3D technology can imitate vision, as well as print goods. Inuitive of Israel, led by serial entrepreneur Shlomo Gadot, uses 3D imaging in robots, drones and virtual reality headsets.  It is backed by 7-Main, the family office of Ruthi Wertheimer, the Horesh family, and Softbank. On 23 November, it captured $106 million in funding from Yinniu Microelectronics of China.

Landa Digital Printing, backed by Susanne Klatten’s Skion family office from Germany, has developed an edge in 3D printing nonography used in printing, packaging and publishing. 

Straumann Group, a family business supplier of dental implants, has profited by using 3D printing to make them for years. The company is 17% owned by Thomas Straumann, the grandson of the founder, Reinhard. 

On 19 November, Saffelberg Investments of Belgium, an investment business started by Jos Sluys agreed to invest $2.4 million in Brikl, which makes, and distributes, customised products through a 3D process. It has developed a niche in top-tier sportswear made for brands like Zoot Sports, Garneau Eliel and Warrix.

Brikl uses technology to configure products at enormous speed. Sluys made his fortune in the software business at Arinso International, bought by Northgate Information Systems in 2007.

Founding families have stayed true to 3D printing during some of its less exciting years. A fascination with 3D R&D has kept these founders involved. Opportunities to cash in via takeovers have been relatively rare over the years. Maybe this will change as excitement builds.

Chuck Hull invented 3D printing after using UV light to harden table tops in 1983.   He co-founded a company called CD Systems in 1986 and he is still its chief technology officer.

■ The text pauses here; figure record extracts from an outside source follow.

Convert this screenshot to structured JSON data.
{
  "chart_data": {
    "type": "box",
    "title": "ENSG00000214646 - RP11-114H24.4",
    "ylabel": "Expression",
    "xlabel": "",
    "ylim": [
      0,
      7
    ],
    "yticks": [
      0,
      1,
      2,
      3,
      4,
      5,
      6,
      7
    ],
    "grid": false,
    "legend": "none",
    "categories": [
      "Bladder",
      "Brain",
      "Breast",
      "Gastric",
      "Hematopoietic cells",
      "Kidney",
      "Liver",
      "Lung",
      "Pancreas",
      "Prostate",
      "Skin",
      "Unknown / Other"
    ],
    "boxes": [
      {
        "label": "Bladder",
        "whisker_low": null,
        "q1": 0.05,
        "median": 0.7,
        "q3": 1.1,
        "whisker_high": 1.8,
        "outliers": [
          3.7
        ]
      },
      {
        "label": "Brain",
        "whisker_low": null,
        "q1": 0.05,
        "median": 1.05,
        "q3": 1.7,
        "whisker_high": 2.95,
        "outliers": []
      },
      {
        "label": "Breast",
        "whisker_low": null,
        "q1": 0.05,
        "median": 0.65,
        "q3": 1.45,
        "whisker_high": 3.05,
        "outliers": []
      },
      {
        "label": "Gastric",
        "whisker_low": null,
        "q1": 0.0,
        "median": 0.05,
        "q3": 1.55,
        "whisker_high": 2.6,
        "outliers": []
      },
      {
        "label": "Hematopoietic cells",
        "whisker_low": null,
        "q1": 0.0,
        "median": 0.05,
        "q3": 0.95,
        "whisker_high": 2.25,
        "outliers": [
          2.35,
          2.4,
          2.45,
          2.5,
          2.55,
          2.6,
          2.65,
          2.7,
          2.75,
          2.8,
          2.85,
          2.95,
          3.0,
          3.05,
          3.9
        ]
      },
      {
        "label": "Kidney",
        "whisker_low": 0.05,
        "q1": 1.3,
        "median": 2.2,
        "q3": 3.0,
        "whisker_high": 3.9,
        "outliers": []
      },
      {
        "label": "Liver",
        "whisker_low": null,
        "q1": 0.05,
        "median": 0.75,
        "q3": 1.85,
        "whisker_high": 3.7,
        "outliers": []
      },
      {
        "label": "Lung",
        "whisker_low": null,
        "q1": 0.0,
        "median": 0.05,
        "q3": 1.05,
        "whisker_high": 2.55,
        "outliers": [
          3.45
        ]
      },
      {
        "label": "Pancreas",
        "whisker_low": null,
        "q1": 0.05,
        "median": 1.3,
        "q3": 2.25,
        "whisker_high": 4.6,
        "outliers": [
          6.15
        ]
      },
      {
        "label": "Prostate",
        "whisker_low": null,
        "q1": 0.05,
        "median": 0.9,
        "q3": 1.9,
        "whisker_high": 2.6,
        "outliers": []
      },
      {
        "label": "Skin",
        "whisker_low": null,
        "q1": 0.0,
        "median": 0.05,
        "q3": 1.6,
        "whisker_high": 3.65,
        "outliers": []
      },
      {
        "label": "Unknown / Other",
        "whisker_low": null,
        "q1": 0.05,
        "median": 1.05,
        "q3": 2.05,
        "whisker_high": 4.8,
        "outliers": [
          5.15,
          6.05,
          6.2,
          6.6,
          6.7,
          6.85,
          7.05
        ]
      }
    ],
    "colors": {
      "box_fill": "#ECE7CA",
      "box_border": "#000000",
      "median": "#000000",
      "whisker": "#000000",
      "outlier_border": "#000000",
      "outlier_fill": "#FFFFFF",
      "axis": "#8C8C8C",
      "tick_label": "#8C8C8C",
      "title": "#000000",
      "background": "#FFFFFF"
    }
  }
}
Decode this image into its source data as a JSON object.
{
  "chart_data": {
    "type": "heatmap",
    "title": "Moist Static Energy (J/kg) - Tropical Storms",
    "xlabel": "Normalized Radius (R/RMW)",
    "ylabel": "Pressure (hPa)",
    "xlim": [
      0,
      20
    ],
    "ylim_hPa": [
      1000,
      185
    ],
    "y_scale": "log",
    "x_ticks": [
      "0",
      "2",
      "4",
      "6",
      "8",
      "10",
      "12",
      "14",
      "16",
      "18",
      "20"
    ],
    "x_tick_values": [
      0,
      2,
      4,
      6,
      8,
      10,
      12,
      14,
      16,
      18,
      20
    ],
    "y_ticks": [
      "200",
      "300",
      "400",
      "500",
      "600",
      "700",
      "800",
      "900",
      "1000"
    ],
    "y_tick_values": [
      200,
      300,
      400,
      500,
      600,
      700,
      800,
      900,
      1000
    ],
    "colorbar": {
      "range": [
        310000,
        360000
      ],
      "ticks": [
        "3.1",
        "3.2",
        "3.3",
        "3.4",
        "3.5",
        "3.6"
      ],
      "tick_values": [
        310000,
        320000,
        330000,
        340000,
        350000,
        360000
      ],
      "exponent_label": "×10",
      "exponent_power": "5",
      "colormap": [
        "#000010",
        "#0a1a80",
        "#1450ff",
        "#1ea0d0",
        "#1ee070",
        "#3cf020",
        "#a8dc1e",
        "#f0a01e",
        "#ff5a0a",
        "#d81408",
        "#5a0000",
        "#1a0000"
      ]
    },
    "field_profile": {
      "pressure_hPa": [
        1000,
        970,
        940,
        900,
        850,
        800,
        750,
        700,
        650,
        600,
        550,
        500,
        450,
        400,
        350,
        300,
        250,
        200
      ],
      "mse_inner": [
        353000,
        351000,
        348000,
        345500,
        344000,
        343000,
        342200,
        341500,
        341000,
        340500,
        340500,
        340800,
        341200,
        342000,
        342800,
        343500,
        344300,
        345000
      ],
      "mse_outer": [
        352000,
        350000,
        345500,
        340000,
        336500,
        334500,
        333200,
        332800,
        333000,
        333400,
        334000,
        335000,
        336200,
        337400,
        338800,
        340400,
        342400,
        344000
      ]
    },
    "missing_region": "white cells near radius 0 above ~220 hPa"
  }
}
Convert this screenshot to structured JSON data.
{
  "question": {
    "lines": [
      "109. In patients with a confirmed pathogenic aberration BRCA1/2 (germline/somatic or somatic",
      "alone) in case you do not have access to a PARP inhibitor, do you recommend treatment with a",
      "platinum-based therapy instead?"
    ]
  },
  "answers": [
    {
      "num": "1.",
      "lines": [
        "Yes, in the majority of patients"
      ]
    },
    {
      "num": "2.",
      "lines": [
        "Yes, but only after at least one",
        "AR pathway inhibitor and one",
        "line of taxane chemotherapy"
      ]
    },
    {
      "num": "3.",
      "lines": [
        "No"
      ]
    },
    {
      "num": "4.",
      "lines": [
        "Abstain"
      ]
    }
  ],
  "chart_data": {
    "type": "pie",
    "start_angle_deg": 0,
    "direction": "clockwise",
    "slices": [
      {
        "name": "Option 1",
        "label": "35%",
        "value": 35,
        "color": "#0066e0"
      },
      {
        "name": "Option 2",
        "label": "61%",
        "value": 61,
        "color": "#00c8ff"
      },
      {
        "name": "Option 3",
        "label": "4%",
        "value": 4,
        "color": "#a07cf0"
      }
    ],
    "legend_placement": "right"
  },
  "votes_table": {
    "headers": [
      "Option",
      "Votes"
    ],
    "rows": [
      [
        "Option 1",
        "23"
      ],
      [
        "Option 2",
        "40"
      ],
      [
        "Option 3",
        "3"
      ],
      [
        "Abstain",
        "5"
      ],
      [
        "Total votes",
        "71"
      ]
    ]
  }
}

ExOne’s rival expertise was developed by Larry Rhoades, a machine tool specialist. 

Following Rhoades’ death, his friend Steven Kent Rockwell took control of the business ExOne through Rockwell Venture Capital. He became chairman and floated the business on the stock market.  He remains chairman to this day.

RVC also retains interests in forest products and mining equipment. The business was started in 1983, developing out of a motor parts business started by Kent’s grandfather. 

In common with the rest of the sector, ExOne has bounced back from the pandemic, with sales of 3D printers more than doubling year on year in the third quarter.

Materialise, a listed Belgian company, started in 1990 by Wilfried Vancraen and his wife Hilde Ingelaere, became a pioneer in the development of body parts. It went on to develop other 3D applications, but stayed true to its medical calling, which accounts for 42% of its revenue. Vancreaen is still chief executive.

SLM Solutions, is a pioneer of 3D laser melting for metal.  The company was spun out of MCP in 2008 by long-standing employee Hans-Joachin Idhe who remains a leading shareholder and member of its supervisory board. 

Scott Crump started US-based Stratasys with his wife Lisa in 1989 and remains its chairman.